Schematic illustration of the study concept. Renal vein congestion induced by IVC ligation results in congestive kidney injury, including kidney dysfunction, increased kidney water content, and kidney interstitial fibrosis. The development of congestive kidney injury due to increased pressure of the renal vein is associated with multiple mechanisms, including expansion of the vasa recta, pericyte detachment in the vasa recta, kidney tubulointerstitial inflammation, and mitochondrial dysfunction.
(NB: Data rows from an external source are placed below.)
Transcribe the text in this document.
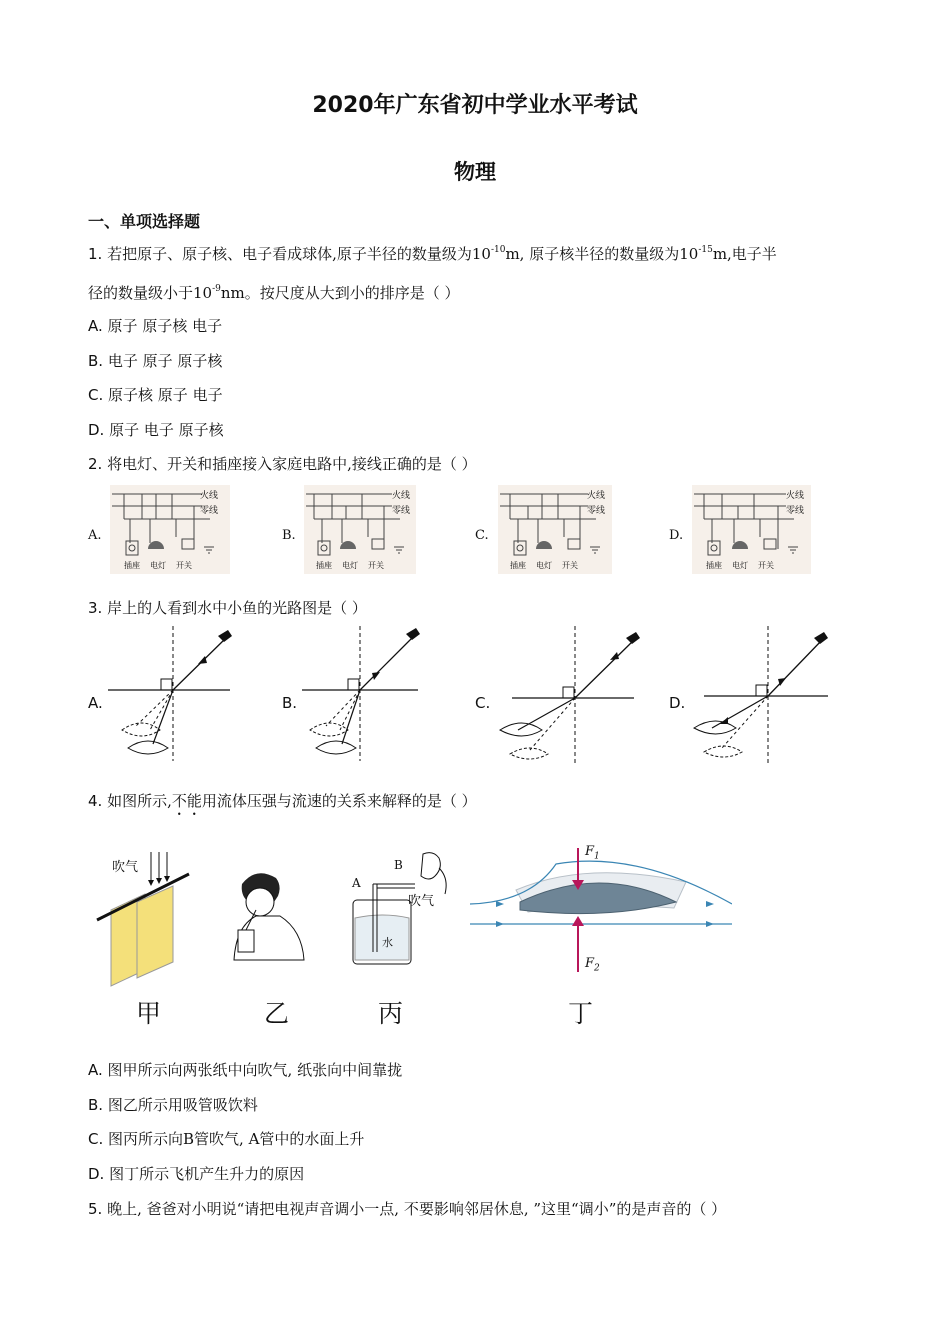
2020年广东省初中学业水平考试
物理
一、单项选择题
1. 若把原子、原子核、电子看成球体,原子半径的数量级为$10^{-10}m$, 原子核半径的数量级为$10^{-15}m$,电子半
径的数量级小于$10^{-9}nm$。按尺度从大到小的排序是（ ）
A. 原子 原子核 电子
B. 电子 原子 原子核
C. 原子核 原子 电子
D. 原子 电子 原子核
2. 将电灯、开关和插座接入家庭电路中,接线正确的是（ ）
A.	B.	C.	D.
火线
零线
插座 电灯 开关
火线
零线
插座 电灯 开关
火线
零线
插座 电灯 开关
火线
零线
插座 电灯 开关
3. 岸上的人看到水中小鱼的光路图是（ ）
A.	B.	C.	D.
4. 如图所示,不能用流体压强与流速的关系来解释的是（ ）
吹气
A
B
吹气
水
$F_1$
$F_2$
甲	乙	丙	丁
A. 图甲所示向两张纸中向吹气, 纸张向中间靠拢
B. 图乙所示用吸管吸饮料
C. 图丙所示向B管吹气, A管中的水面上升
D. 图丁所示飞机产生升力的原因
5. 晚上, 爸爸对小明说“请把电视声音调小一点, 不要影响邻居休息, ”这里“调小”的是声音的（ ）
The SGLT2 inhibitor tofogliflozin attenuates congestive kidney injury possibly via the amelioration of kidney inflammation and mitochondrial dysfunction. IVC inferior vena cava, SGLT2 sodium glucose cotransporter 2

In the past decade, numerous randomized control trials and real-world studies have shown that SGLT2 inhibitors improve mortality, cardiovascular events (especially heart failure), and kidney outcomes in patients with chronic diseases, including diabetes, CKD with albuminuria, and heart failure [10]. More recently, population-based studies revealed that the use of SGLT2 inhibitors was associated with a lower incidence of AKI in patients with diabetes [11, 12]. The EMPALSE study showed that the initiation of SGLT2 inhibitor treatment in hospitalized patients with acute heart failure resulted in a statistically significant and clinically meaningful benefit within 90 days after randomization [13]. These studies suggested that the therapeutic target of SGLT2 inhibitors has expanded not only in patients with chronic-phase of diseases, but also in those with acute-phase diseases, such as AKI or acute heart failure. Further studies to assess the utility of SGLT2 inhibitors and elucidate their related mechanisms in AKI and acute heart failure would provide clinically useful insights.